検査は風味の違うガムごとに1~2日かかり、検査にはメトラー・トレドのカールフィッシャー滴定装置(KFT)を使用した水分含量の特定検査も含まれています。「水分が含まれる製品には、常に細菌増殖の危険が存在します。このためチューインガムの水分含量は実質的にゼロである必要があるのです」とRobert Tylla氏は強調します。  カールフィッシャー滴定装置で水分含量を確認するため、チューインガムは一晩フリーザーに入れられます。その後、ガムは粒状にすりつぶされ、KFT内で試薬液と混ぜ合わされてから滴定されます。「製品には実質的に水分が含まれないという分析結果が出るのが理想的です」とRobert Tylla氏は説明します。しかし思いがけず製品に水分が含まれていた場合、製造チームは、どの原材料が原因で製品に水分が含まれることになったのか突き止めなければなりません。

メトラー・トレドのカールフィッシャー滴定装置
カールフィッシャー手法は、1935年、ドイツ人のカール·フィッシャーによって開発されました。これは今日、世界中で最も多く利用されている滴定方法です。他の方法では、これほどすばやく、明確に水分含量を特定することができません。およそ40年間、メトラー・トレドはカールフィッシャー滴定装置の開発に取り組んでおり、この分野で優れた技術をいくつも開発してきました。「今では、メトラー・トレドの滴定装置が市場の中で最も高精度です」と滴定装置の責任者Lukas Candreiaは誇りを持って話します。
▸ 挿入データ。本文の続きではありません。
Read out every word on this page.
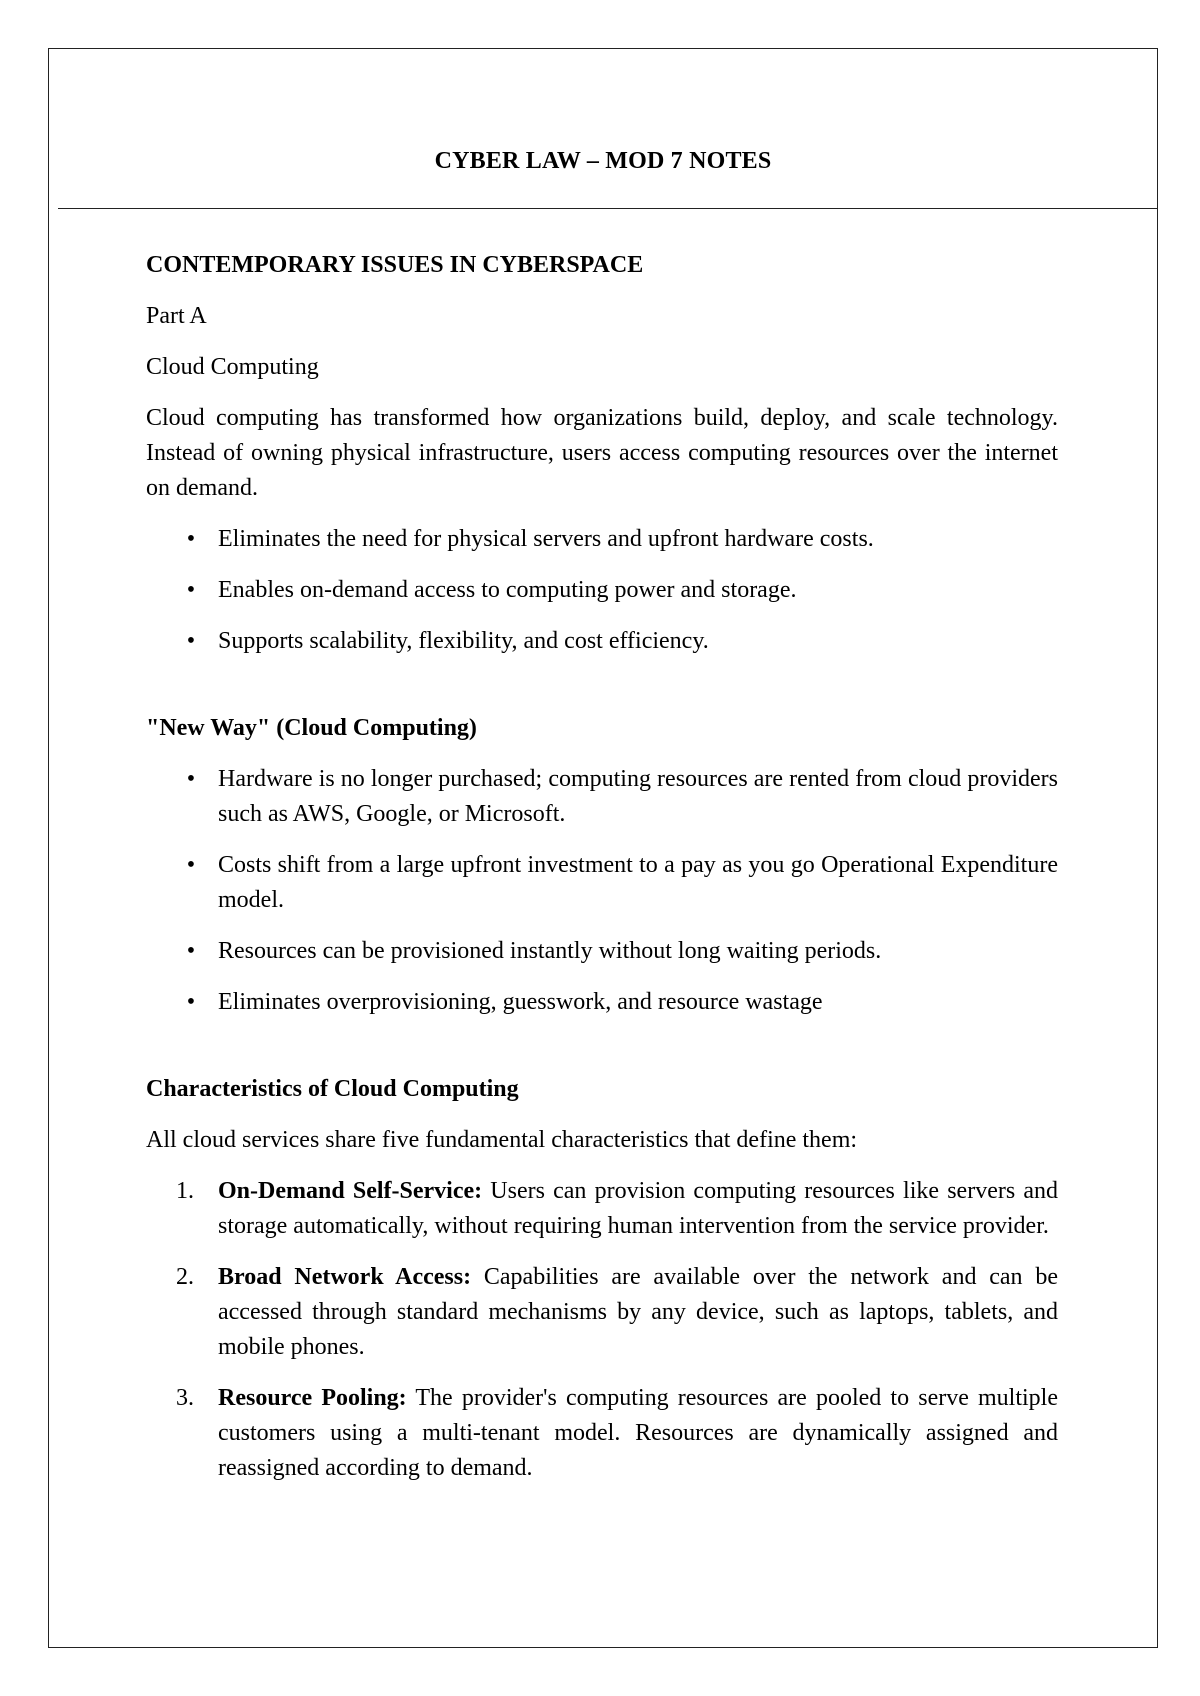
CYBER LAW – MOD 7 NOTES

CONTEMPORARY ISSUES IN CYBERSPACE

Part A

Cloud Computing

Cloud computing has transformed how organizations build, deploy, and scale technology. Instead of owning physical infrastructure, users access computing resources over the internet on demand.

• Eliminates the need for physical servers and upfront hardware costs.
• Enables on-demand access to computing power and storage.
• Supports scalability, flexibility, and cost efficiency.

"New Way" (Cloud Computing)

• Hardware is no longer purchased; computing resources are rented from cloud providers such as AWS, Google, or Microsoft.
• Costs shift from a large upfront investment to a pay as you go Operational Expenditure model.
• Resources can be provisioned instantly without long waiting periods.
• Eliminates overprovisioning, guesswork, and resource wastage

Characteristics of Cloud Computing

All cloud services share five fundamental characteristics that define them:

1.	On-Demand Self-Service: Users can provision computing resources like servers and storage automatically, without requiring human intervention from the service provider.
2.	Broad Network Access: Capabilities are available over the network and can be accessed through standard mechanisms by any device, such as laptops, tablets, and mobile phones.
3.	Resource Pooling: The provider's computing resources are pooled to serve multiple customers using a multi-tenant model. Resources are dynamically assigned and reassigned according to demand.
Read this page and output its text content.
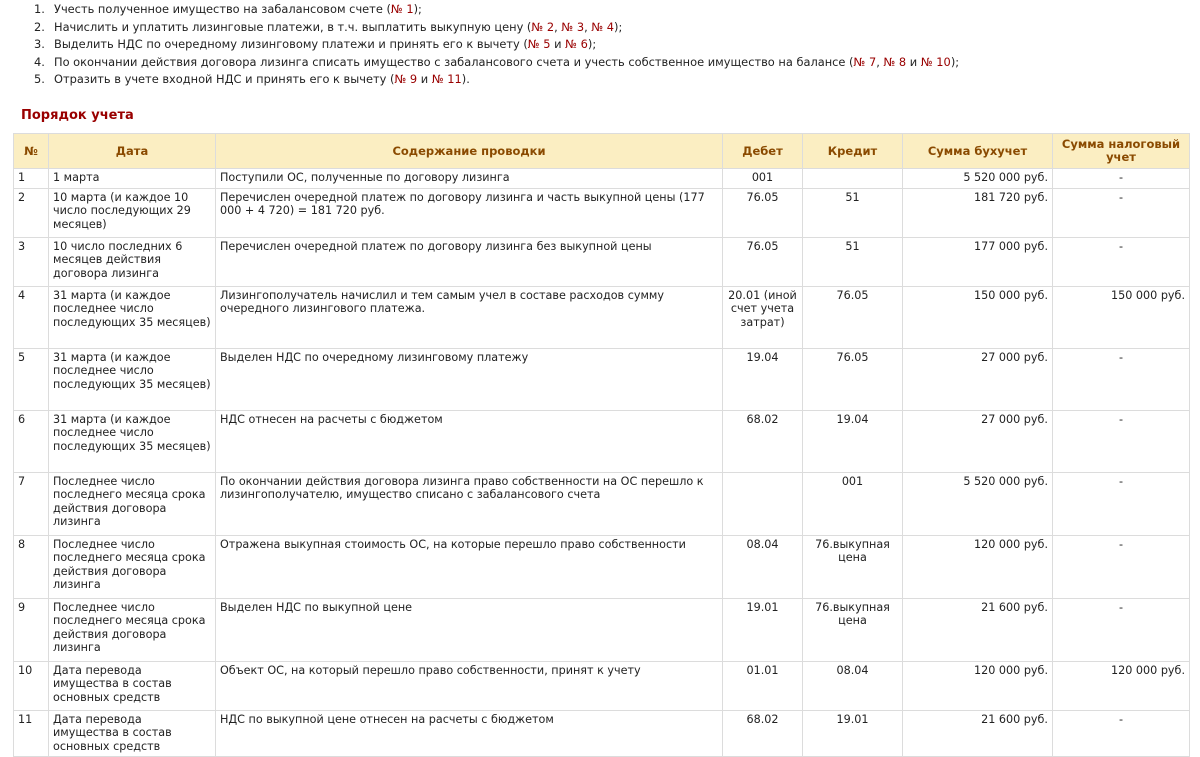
1. Учесть полученное имущество на забалансовом счете (№ 1);
2. Начислить и уплатить лизинговые платежи, в т.ч. выплатить выкупную цену (№ 2, № 3, № 4);
3. Выделить НДС по очередному лизинговому платежи и принять его к вычету (№ 5 и № 6);
4. По окончании действия договора лизинга списать имущество с забалансового счета и учесть собственное имущество на балансе (№ 7, № 8 и № 10);
5. Отразить в учете входной НДС и принять его к вычету (№ 9 и № 11).
Порядок учета
№	Дата	Содержание проводки	Дебет	Кредит	Сумма бухучет	Сумма налоговый учет
1	1 марта	Поступили ОС, полученные по договору лизинга	001		5 520 000 руб.	-
2	10 марта (и каждое 10 число последующих 29 месяцев)	Перечислен очередной платеж по договору лизинга и часть выкупной цены (177 000 + 4 720) = 181 720 руб.	76.05	51	181 720 руб.	-
3	10 число последних 6 месяцев действия договора лизинга	Перечислен очередной платеж по договору лизинга без выкупной цены	76.05	51	177 000 руб.	-
4	31 марта (и каждое последнее число последующих 35 месяцев)	Лизингополучатель начислил и тем самым учел в составе расходов сумму очередного лизингового платежа.	20.01 (иной счет учета затрат)	76.05	150 000 руб.	150 000 руб.
5	31 марта (и каждое последнее число последующих 35 месяцев)	Выделен НДС по очередному лизинговому платежу	19.04	76.05	27 000 руб.	-
6	31 марта (и каждое последнее число последующих 35 месяцев)	НДС отнесен на расчеты с бюджетом	68.02	19.04	27 000 руб.	-
7	Последнее число последнего месяца срока действия договора лизинга	По окончании действия договора лизинга право собственности на ОС перешло к лизингополучателю, имущество списано с забалансового счета		001	5 520 000 руб.	-
8	Последнее число последнего месяца срока действия договора лизинга	Отражена выкупная стоимость ОС, на которые перешло право собственности	08.04	76.выкупная цена	120 000 руб.	-
9	Последнее число последнего месяца срока действия договора лизинга	Выделен НДС по выкупной цене	19.01	76.выкупная цена	21 600 руб.	-
10	Дата перевода имущества в состав основных средств	Объект ОС, на который перешло право собственности, принят к учету	01.01	08.04	120 000 руб.	120 000 руб.
11	Дата перевода имущества в состав основных средств	НДС по выкупной цене отнесен на расчеты с бюджетом	68.02	19.01	21 600 руб.	-
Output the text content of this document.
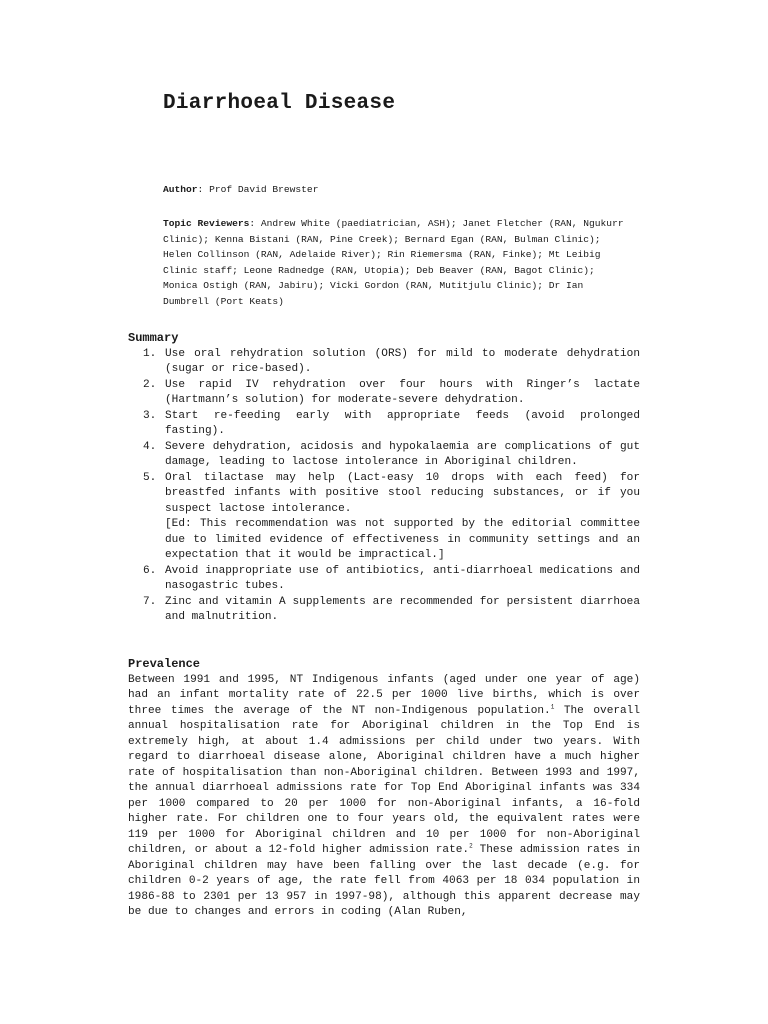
Diarrhoeal Disease
Author: Prof David Brewster
Topic Reviewers: Andrew White (paediatrician, ASH); Janet Fletcher (RAN, Ngukurr Clinic); Kenna Bistani (RAN, Pine Creek); Bernard Egan (RAN, Bulman Clinic); Helen Collinson (RAN, Adelaide River); Rin Riemersma (RAN, Finke); Mt Leibig Clinic staff; Leone Radnedge (RAN, Utopia); Deb Beaver (RAN, Bagot Clinic); Monica Ostigh (RAN, Jabiru); Vicki Gordon (RAN, Mutitjulu Clinic); Dr Ian Dumbrell (Port Keats)
Summary
1. Use oral rehydration solution (ORS) for mild to moderate dehydration (sugar or rice-based).
2. Use rapid IV rehydration over four hours with Ringer’s lactate (Hartmann’s solution) for moderate-severe dehydration.
3. Start re-feeding early with appropriate feeds (avoid prolonged fasting).
4. Severe dehydration, acidosis and hypokalaemia are complications of gut damage, leading to lactose intolerance in Aboriginal children.
5. Oral tilactase may help (Lact-easy 10 drops with each feed) for breastfed infants with positive stool reducing substances, or if you suspect lactose intolerance.
[Ed: This recommendation was not supported by the editorial committee due to limited evidence of effectiveness in community settings and an expectation that it would be impractical.]
6. Avoid inappropriate use of antibiotics, anti-diarrhoeal medications and nasogastric tubes.
7. Zinc and vitamin A supplements are recommended for persistent diarrhoea and malnutrition.
Prevalence

Between 1991 and 1995, NT Indigenous infants (aged under one year of age) had an infant mortality rate of 22.5 per 1000 live births, which is over three times the average of the NT non-Indigenous population.$^1$ The overall annual hospitalisation rate for Aboriginal children in the Top End is extremely high, at about 1.4 admissions per child under two years. With regard to diarrhoeal disease alone, Aboriginal children have a much higher rate of hospitalisation than non-Aboriginal children. Between 1993 and 1997, the annual diarrhoeal admissions rate for Top End Aboriginal infants was 334 per 1000 compared to 20 per 1000 for non-Aboriginal infants, a 16-fold higher rate. For children one to four years old, the equivalent rates were 119 per 1000 for Aboriginal children and 10 per 1000 for non-Aboriginal children, or about a 12-fold higher admission rate.$^2$ These admission rates in Aboriginal children may have been falling over the last decade (e.g. for children 0-2 years of age, the rate fell from 4063 per 18 034 population in 1986-88 to 2301 per 13 957 in 1997-98), although this apparent decrease may be due to changes and errors in coding (Alan Ruben,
食品業界だけでなく、カールフィッシャー滴定装置は、製薬業界や化学工業など、さまざまな業界で使用されています。お客様は、操作のしやすさや安全性、精度に満足されています。「カールフィッシャー滴定では、メタノールベースで有毒な化学薬品が使用されます。もちろん、ユーザーによる接触を避けなければなりません」とLukas Candreiaは言います。 カールフィッシャー滴定装置はこの問題を「Solvent Manager」で解決します。 このコンポーネント は機器に組み込まれており、溶媒の自動的な充填、パージ、交換が可能です。

自動化されたカールフィッシャー滴定装置が使われるようになる前は、滴定はガラスのビュレットを使用して手作業で行われていました。「スイスでは、1980年代までこの方法が広く利用されていました。現在でも発展途上国ではこの方法が使用されている場合があります」とLukas Candreiaは言います。しかし、手作業による滴定は精度が劣り、ユーザーにとって安全性に欠けることは言うまでもありません。結局のところ、自動滴定装置を使用する方がコストを抑えられるのです。「プロセスに必要な試薬は大変高価です。自動滴定では1回につきおよそ2ミリリットルの試薬を使用しますが、手動の場合は、それより多く使うことになります。滴定装置を購入しないことで節約したコストは、結果的に多くの化学薬品に費やされることになります。他の代替案としては低品質の化学薬品を購入することが挙げられますが、それでは結果が非常に不正確になります。信頼性の高い結果を求めるなら、正しい機器が必要です。」

これは、Chocolat Frey社のすべての品質保証の専門家の共通する思いです。2008年以降、研究室ではメトラー・トレドのカールフィッシャー滴定装置DL38が活躍し、人気の高いチューインガムの味を維持するのに貢献しています。